= Wasque =

Nature reserve in Massachusetts, US

Wasque (/ˈweɪskwiː/, "way-squee") or Wasque Beach is a 200 acre nature reserve on Chappaquiddick Island, Martha's Vineyard, Massachusetts. The site was established as a reservation for the public in 1967 and is one of five conservation areas on "the Vineyard" managed by the Trustees of Reservations. Wasque contains a sandy strand the Boston Globe calls "a magnificent beach." Travel + Leisure named Wasque Beach the number one beach in New England and WHDH-TV reports "It's pristine, serene, and rain or shine, it's a beach-goers' delight." Off the shore of Wasque Beach is Katama Bay, "a vast and pristine salt water bay that includes many acres of productive shellfish beds."

==Ecology==
Wasque has a sand barrens ecosystem. One of a number of such habitats in isolated locations from Maine to New Jersey, the reservation's landscape and geography were formed by ancient outwash deposits from glacial till. The free-draining, acidic, dry, and sandy soil sustains coastal heathlands, oak and pitch pine woodlands, and sandplain grasslands. Wasque is home to such species as beach plum, bearberry, blackberry, black huckleberry, blue toadflax, bluets, chokeberry, dwarf cinquefoil, golden heather, late lowbush blueberry, Nantucket shadbush, rockrose, and yellow stargrass. These areas are "globally rare communities" and only maintained through relatively intensive land management that includes domesticated animals grazing the grass, mechanical mowing and clearing of vegetation, and even controlled burning.

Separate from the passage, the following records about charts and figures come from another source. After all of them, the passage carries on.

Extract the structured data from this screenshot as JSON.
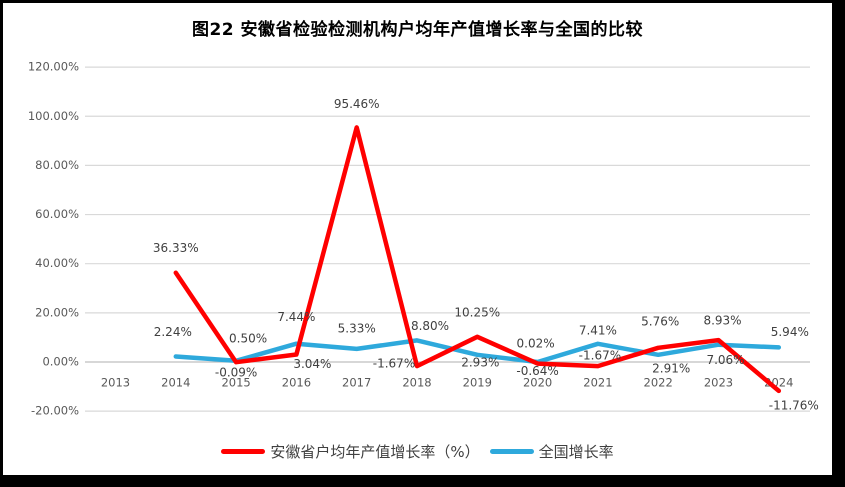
{
  "title": "图22 安徽省检验检测机构户均年产值增长率与全国的比较",
  "chart_data": {
    "type": "line",
    "x": [
      "2013",
      "2014",
      "2015",
      "2016",
      "2017",
      "2018",
      "2019",
      "2020",
      "2021",
      "2022",
      "2023",
      "2024"
    ],
    "series": [
      {
        "name": "安徽省户均年产值增长率（%）",
        "color": "#FF0000",
        "start_index": 1,
        "values": [
          36.33,
          -0.09,
          3.04,
          95.46,
          -1.67,
          10.25,
          -0.64,
          -1.67,
          5.76,
          8.93,
          -11.76
        ]
      },
      {
        "name": "全国增长率",
        "color": "#2EA9DC",
        "start_index": 1,
        "values": [
          2.24,
          0.5,
          7.44,
          5.33,
          8.8,
          2.93,
          0.02,
          7.41,
          2.91,
          7.06,
          5.94
        ]
      }
    ],
    "y_ticks": [
      {
        "label": "120.00%",
        "value": 120
      },
      {
        "label": "100.00%",
        "value": 100
      },
      {
        "label": "80.00%",
        "value": 80
      },
      {
        "label": "60.00%",
        "value": 60
      },
      {
        "label": "40.00%",
        "value": 40
      },
      {
        "label": "20.00%",
        "value": 20
      },
      {
        "label": "0.00%",
        "value": 0
      },
      {
        "label": "-20.00%",
        "value": -20
      }
    ],
    "ylim": [
      -20,
      120
    ],
    "grid": true,
    "data_labels": true,
    "label_format": "0.00%",
    "legend_position": "bottom",
    "xlabel": "",
    "ylabel": ""
  },
  "style_colors": {
    "grid": "#D9D9D9",
    "zero_line": "#BFBFBF",
    "axis_text": "#595959",
    "data_label_text": "#404040",
    "title_text": "#000000",
    "frame": "#000000"
  }
}
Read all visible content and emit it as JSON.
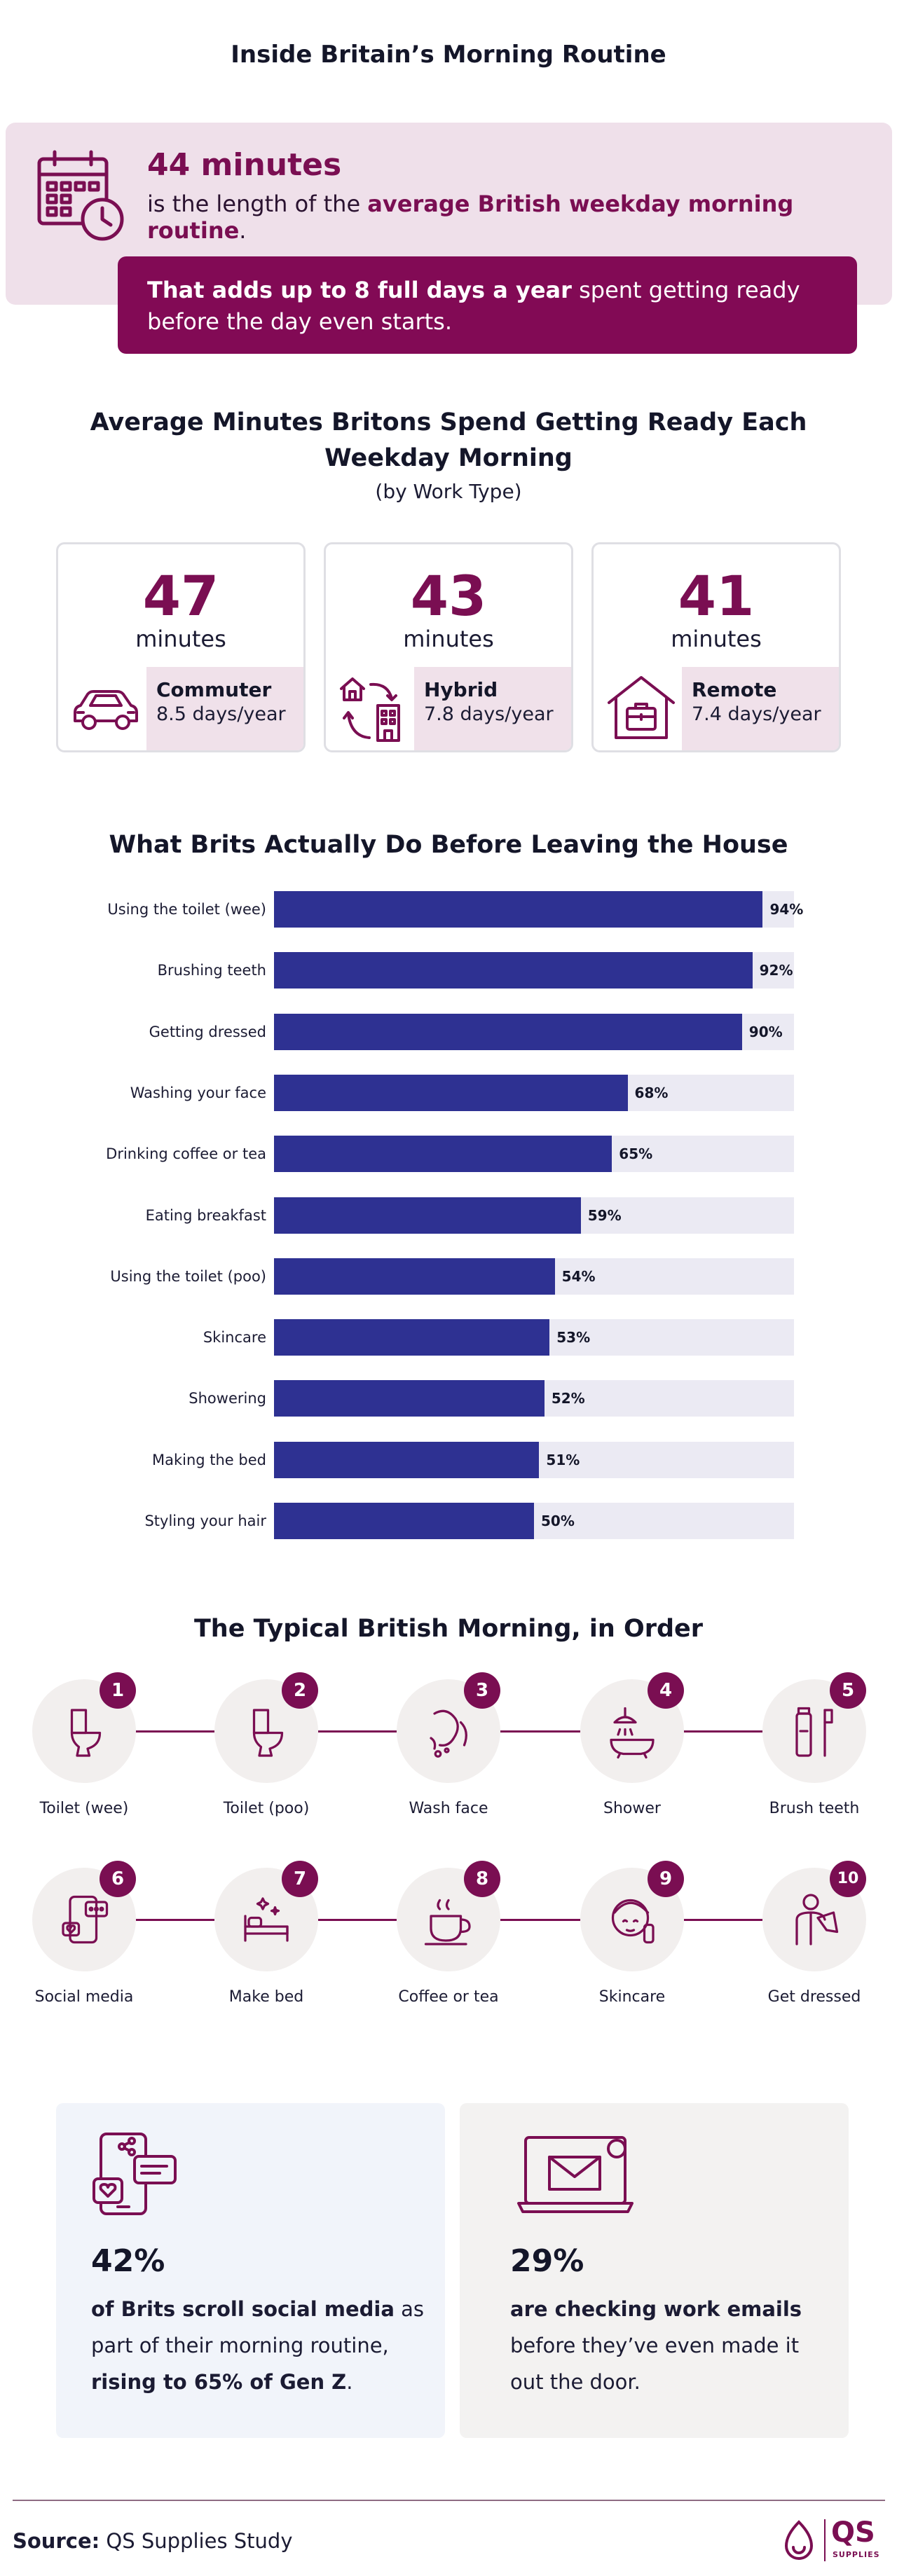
{
  "page_title": "Inside Britain’s Morning Routine",
  "hero": {
    "headline": "44 minutes",
    "desc_prefix": "is the length of the ",
    "desc_bold": "average British weekday morning routine",
    "desc_suffix": ".",
    "callout_bold": "That adds up to 8 full days a year",
    "callout_rest": " spent getting ready before the day even starts."
  },
  "work_type": {
    "title_line1": "Average Minutes Britons Spend Getting Ready Each",
    "title_line2": "Weekday Morning",
    "subtitle": "(by Work Type)",
    "unit": "minutes",
    "cards": [
      {
        "minutes": "47",
        "name": "Commuter",
        "days": "8.5 days/year",
        "icon": "car-icon"
      },
      {
        "minutes": "43",
        "name": "Hybrid",
        "days": "7.8 days/year",
        "icon": "house-office-icon"
      },
      {
        "minutes": "41",
        "name": "Remote",
        "days": "7.4 days/year",
        "icon": "house-briefcase-icon"
      }
    ]
  },
  "chart_data": {
    "type": "bar",
    "orientation": "horizontal",
    "title": "What Brits Actually Do Before Leaving the House",
    "categories": [
      "Using the toilet (wee)",
      "Brushing teeth",
      "Getting dressed",
      "Washing your face",
      "Drinking coffee or tea",
      "Eating breakfast",
      "Using the toilet (poo)",
      "Skincare",
      "Showering",
      "Making the bed",
      "Styling your hair"
    ],
    "values": [
      94,
      92,
      90,
      68,
      65,
      59,
      54,
      53,
      52,
      51,
      50
    ],
    "value_labels": [
      "94%",
      "92%",
      "90%",
      "68%",
      "65%",
      "59%",
      "54%",
      "53%",
      "52%",
      "51%",
      "50%"
    ],
    "xlim": [
      0,
      100
    ],
    "bar_color": "#2e3192",
    "track_color": "#ebeaf3"
  },
  "sequence": {
    "title": "The Typical British Morning, in Order",
    "steps": [
      {
        "n": "1",
        "label": "Toilet (wee)",
        "icon": "toilet-icon"
      },
      {
        "n": "2",
        "label": "Toilet (poo)",
        "icon": "toilet-icon"
      },
      {
        "n": "3",
        "label": "Wash face",
        "icon": "wash-face-icon"
      },
      {
        "n": "4",
        "label": "Shower",
        "icon": "shower-icon"
      },
      {
        "n": "5",
        "label": "Brush teeth",
        "icon": "toothbrush-icon"
      },
      {
        "n": "6",
        "label": "Social media",
        "icon": "phone-social-icon"
      },
      {
        "n": "7",
        "label": "Make bed",
        "icon": "bed-icon"
      },
      {
        "n": "8",
        "label": "Coffee or tea",
        "icon": "coffee-cup-icon"
      },
      {
        "n": "9",
        "label": "Skincare",
        "icon": "skincare-icon"
      },
      {
        "n": "10",
        "label": "Get dressed",
        "icon": "shirt-icon"
      }
    ]
  },
  "stats": [
    {
      "value": "42%",
      "bold1": "of Brits scroll social media",
      "text1": " as part of their morning routine, ",
      "bold2": "rising to 65% of Gen Z",
      "text2": "."
    },
    {
      "value": "29%",
      "bold1": "are checking work emails",
      "text1": " before they’ve even made it out the door."
    }
  ],
  "footer": {
    "source_label": "Source:",
    "source_text": " QS Supplies Study",
    "logo_text": "QS",
    "logo_sub": "SUPPLIES"
  },
  "colors": {
    "plum": "#7a0e52",
    "navy": "#2e3192",
    "pink_bg": "#efe0ea",
    "blue_bg": "#f1f4fa",
    "grey_bg": "#f3f2f1"
  }
}
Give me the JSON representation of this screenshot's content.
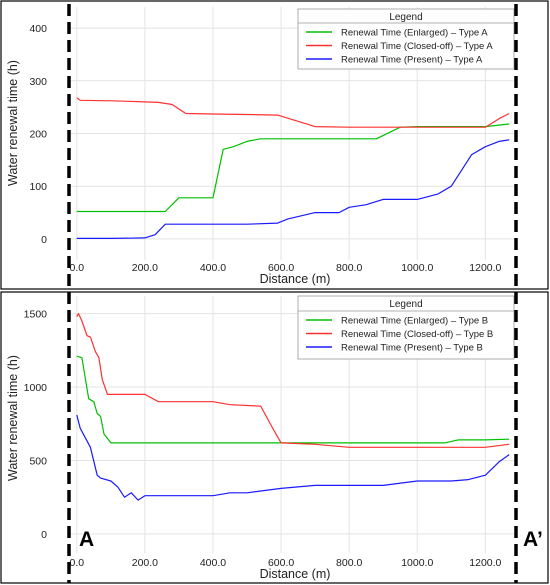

The reservation has a number of rare animal species that depend on the conditions of these habitats; in 2004 The Boston Globe said that the Wasque Reservation is "a great place for fishing and birdwatching". Observers can spot blue herons, egrets, ducks, and migrating shorebirds that can be found in the marshes. Ospreys can be seen swooping down to pluck fish from the Atlantic Ocean. Butterfly watchers can see monarchs, sulphur butterflies, and red admirals that stop here to drink nectar from wildflowers before continuing their southward migration.

==History==
Algonquian people camped at this site in warm weather; the name is said to come from wannasque, an Algonquian word meaning "the ending". European settlement came to this part of Chappaquiddick Island in 1750 or later. Several 19th-century land speculation proposals never came to fruition. "Chappaquiddick-by-the-Sea," one failed concept for land development, would have included a grid of 750 quarter-acre parcels, broad avenues, public parks, and yacht facilities. In 1967, when the property was purchased for the public, there were only a few homes in the area.

==Visiting==
Relatively remote, this "little-known" beach and nature reserve is about 70 miles south of Boston off the coast of Cape Cod. Martha's Vineyard is a short Steamship Authority ferry ride from mainland Cape Cod, out of Falmouth or Woods Hole. Bicycles and motor vehicles may be transported on the ferry for additional fees. A ferry from Edgartown on the Vineyard allows one to get to Chappaquiddick. The property is open 24 hours a day all year. Due to severe beach erosion at Wasque Point, one is no longer allowed to take vehicles over the sand to Wasque from adjacent Cape Poge Wildlife Refuge. Formerly this was allowed except for occasional summer closures to protect the nest sites of rare shorebirds.

Wasque is a great place for recreational fishing. Recent reports of fishing off Wasque Beach have mentioned bonito that were reeled in at the Wasque rip and Menemsha jetties. Bluefish and 10-15 lbs. Striped bass have been reported as well. In some years, the waters off Wasque Beach have been "hot with both game species." At times, dedicated anglers have come to the Wasque just to sit in their vehicles “watching the water for signs” that fishing conditions were favorable.